If you had vision, hearing and touch, then the VR will already have the impact on society that I suggested upthread, it doesn’t need (and probably shouldn’t) trigger all senses.

And consider vision separately for a moment. If we’re directly sending input to the optic nerve then we in principle could give the user vision far more vivid than normal vision through human eyes, because eyes have a number of limitations and weaknesses.
So even if when you’re in the VR you know it’s not reality because it doesn’t include pain (which would arguably be a feature, not a bug), it wouldn’t feel like a poor facsimilie of the real world either, because for one thing your vision would be sharper.

What makes you think we’re not all already living in VR? And the VR we’ve devised will be like a dream within a dream.

You talk about the optic nerve as though it’s similar to a cable to video camera. It’s false analogies like this between biological systems and computer technology that are the root of the whole problem.
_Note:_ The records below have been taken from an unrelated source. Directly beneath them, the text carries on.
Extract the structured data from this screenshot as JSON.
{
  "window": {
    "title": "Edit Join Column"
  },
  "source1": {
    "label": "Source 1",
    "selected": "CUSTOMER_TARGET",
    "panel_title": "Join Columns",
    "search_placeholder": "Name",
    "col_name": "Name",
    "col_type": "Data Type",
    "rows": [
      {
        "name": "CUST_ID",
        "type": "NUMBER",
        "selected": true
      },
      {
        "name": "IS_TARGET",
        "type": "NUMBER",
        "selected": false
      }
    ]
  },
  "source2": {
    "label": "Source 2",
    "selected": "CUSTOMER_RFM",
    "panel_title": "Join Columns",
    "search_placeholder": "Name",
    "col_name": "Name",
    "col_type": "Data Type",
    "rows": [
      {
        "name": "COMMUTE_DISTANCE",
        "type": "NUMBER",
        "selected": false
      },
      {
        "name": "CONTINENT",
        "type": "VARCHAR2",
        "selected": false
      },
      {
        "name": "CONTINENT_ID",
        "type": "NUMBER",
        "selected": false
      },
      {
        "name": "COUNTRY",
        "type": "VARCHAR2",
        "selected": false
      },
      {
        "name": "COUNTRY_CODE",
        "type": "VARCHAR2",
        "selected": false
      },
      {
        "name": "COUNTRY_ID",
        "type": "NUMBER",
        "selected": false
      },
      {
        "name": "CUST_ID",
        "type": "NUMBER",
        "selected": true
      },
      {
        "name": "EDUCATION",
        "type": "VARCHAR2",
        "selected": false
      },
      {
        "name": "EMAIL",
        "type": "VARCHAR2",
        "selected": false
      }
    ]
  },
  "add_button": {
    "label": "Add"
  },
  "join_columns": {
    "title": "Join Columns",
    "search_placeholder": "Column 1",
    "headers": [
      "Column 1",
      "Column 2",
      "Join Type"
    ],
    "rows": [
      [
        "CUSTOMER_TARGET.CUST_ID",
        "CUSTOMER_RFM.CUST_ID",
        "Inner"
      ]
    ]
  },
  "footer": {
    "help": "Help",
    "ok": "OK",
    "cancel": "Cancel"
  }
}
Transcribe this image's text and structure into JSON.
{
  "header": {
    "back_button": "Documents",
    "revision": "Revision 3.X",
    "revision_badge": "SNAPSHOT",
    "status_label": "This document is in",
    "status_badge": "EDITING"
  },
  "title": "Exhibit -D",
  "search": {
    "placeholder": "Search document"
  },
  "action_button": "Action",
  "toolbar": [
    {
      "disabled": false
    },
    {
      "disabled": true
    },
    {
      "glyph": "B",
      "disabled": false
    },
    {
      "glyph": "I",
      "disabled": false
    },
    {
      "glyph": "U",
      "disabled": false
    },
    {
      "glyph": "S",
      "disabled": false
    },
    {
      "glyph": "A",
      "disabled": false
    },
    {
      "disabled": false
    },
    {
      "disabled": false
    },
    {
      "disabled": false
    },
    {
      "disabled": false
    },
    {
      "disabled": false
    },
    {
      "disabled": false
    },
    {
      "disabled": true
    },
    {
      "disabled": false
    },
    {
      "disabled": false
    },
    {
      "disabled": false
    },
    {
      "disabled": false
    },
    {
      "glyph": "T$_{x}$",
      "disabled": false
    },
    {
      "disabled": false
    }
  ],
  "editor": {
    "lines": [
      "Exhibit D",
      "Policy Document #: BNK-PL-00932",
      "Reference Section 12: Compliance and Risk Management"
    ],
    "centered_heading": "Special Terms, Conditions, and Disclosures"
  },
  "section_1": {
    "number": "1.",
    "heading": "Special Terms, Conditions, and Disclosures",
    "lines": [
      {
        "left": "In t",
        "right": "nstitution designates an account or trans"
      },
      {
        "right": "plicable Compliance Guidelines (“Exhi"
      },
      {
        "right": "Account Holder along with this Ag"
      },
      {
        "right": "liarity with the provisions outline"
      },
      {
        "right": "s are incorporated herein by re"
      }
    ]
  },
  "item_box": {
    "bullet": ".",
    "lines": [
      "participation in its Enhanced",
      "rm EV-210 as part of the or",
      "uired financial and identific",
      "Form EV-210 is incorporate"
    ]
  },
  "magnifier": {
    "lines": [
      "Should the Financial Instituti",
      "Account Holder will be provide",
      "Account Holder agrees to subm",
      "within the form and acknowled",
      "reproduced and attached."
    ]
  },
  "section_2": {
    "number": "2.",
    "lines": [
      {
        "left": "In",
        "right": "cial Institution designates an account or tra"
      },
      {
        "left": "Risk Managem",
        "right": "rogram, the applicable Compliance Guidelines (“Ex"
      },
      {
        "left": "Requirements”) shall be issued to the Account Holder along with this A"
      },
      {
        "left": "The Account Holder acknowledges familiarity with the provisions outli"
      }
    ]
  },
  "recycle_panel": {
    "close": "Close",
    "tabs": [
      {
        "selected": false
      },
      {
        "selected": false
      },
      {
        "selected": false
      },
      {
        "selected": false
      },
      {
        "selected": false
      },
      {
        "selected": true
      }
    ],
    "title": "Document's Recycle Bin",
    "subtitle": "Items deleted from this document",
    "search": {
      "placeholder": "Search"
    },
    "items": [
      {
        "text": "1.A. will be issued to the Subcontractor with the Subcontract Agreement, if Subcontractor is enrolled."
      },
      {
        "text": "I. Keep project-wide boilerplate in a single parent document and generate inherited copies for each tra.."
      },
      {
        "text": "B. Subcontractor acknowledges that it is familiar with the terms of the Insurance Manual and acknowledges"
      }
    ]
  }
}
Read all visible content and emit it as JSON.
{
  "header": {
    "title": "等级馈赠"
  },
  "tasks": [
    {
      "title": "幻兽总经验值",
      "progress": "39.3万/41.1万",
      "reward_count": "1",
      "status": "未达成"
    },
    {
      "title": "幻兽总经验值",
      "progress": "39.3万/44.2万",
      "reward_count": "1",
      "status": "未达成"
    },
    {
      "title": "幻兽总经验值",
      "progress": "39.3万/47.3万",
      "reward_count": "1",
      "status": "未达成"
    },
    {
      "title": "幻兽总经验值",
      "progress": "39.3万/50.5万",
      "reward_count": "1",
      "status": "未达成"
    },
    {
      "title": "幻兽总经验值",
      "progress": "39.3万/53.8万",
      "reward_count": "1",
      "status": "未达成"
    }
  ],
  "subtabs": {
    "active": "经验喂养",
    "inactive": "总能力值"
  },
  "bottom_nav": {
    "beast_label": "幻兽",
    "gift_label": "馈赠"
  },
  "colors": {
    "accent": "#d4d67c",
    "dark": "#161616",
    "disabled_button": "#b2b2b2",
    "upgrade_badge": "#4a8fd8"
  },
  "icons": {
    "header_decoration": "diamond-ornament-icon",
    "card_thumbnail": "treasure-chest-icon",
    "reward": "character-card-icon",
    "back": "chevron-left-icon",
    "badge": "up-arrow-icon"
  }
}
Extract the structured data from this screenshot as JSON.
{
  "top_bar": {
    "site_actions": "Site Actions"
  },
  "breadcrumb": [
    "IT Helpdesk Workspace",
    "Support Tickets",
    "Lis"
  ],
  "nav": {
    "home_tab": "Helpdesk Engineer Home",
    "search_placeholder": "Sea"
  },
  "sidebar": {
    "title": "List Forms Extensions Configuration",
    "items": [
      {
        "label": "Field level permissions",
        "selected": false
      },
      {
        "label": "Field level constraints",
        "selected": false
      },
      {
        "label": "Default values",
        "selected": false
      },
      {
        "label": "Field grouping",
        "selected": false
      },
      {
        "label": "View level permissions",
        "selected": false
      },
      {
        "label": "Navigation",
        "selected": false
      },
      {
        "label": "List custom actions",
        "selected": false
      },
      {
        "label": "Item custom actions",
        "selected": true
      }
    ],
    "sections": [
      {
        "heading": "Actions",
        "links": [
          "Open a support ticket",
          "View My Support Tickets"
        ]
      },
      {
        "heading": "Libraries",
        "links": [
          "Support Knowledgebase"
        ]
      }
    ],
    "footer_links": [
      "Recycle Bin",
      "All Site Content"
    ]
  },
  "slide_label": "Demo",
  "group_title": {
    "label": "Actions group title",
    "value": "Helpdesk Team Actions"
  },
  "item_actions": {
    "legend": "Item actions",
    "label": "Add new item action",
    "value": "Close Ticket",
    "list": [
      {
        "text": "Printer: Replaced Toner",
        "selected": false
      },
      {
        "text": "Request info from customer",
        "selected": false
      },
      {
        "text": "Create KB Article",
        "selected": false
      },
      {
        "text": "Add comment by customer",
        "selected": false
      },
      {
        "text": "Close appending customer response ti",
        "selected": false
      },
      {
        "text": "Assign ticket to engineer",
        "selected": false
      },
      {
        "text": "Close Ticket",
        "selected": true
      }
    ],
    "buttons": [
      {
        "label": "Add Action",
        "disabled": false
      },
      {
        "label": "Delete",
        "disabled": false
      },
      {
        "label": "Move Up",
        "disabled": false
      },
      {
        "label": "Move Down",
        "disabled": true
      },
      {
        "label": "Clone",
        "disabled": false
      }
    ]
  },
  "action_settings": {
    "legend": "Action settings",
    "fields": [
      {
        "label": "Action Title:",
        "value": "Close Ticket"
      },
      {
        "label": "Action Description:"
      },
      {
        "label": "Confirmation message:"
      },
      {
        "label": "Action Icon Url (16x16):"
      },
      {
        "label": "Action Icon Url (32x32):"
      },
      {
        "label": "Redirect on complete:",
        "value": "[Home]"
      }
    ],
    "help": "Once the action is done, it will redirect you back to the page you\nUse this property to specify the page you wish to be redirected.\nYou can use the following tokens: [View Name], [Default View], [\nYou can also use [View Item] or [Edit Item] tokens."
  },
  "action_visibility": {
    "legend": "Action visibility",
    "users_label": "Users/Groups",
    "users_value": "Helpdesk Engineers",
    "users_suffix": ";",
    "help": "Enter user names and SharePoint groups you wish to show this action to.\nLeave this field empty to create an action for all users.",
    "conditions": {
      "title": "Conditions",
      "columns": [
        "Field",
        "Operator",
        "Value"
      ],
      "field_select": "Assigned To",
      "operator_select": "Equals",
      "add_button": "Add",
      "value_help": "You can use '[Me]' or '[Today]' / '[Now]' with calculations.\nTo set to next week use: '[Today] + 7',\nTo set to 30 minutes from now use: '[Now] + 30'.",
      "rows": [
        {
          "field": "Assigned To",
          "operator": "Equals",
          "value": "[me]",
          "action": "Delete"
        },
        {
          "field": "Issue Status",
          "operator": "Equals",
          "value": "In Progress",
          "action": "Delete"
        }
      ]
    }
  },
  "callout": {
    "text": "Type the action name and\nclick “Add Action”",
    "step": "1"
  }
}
The interesting thing about the brain is that it can adapt to stimuli. So even if the data coming in from a video camera/optic nerve interface was not the same as the input from the eye, over time the brain could adapt to it and learn to interpret it. Neural plasticity will almost certainly allow artificial inputs to deliver a more detailed picture of the world than we currently get from our natural senses (including wavelengths and sounds which are inaudible, as well as augmented reality information of various kinds).

Humans as hunter/gatherers are adapted very well to living in an information rich environment. I’m certain that entirely new information-rich environments will become available in due course, thanks to neural-interface technology. I wouldn’t guarantee that someone who is habituated to these augmented sense inputs would be able to easily revert to a hunter-gatherer lifestyle without them, but that is already the case for many habitual computer-jockeys in the present day.

Right. If you want to use a computer analogy, the optic nerve is a bundle of from several hundred thousand to a couple of million wires running to the brain, each of which carries partially processed data from one pixel. If you want to make human vision “more vivid”, you have to redesign the whole visual system from end to end, plus reconstruct the skull to accommodate a much larger visual cortex, and the circulatory system to keep it cool and fed.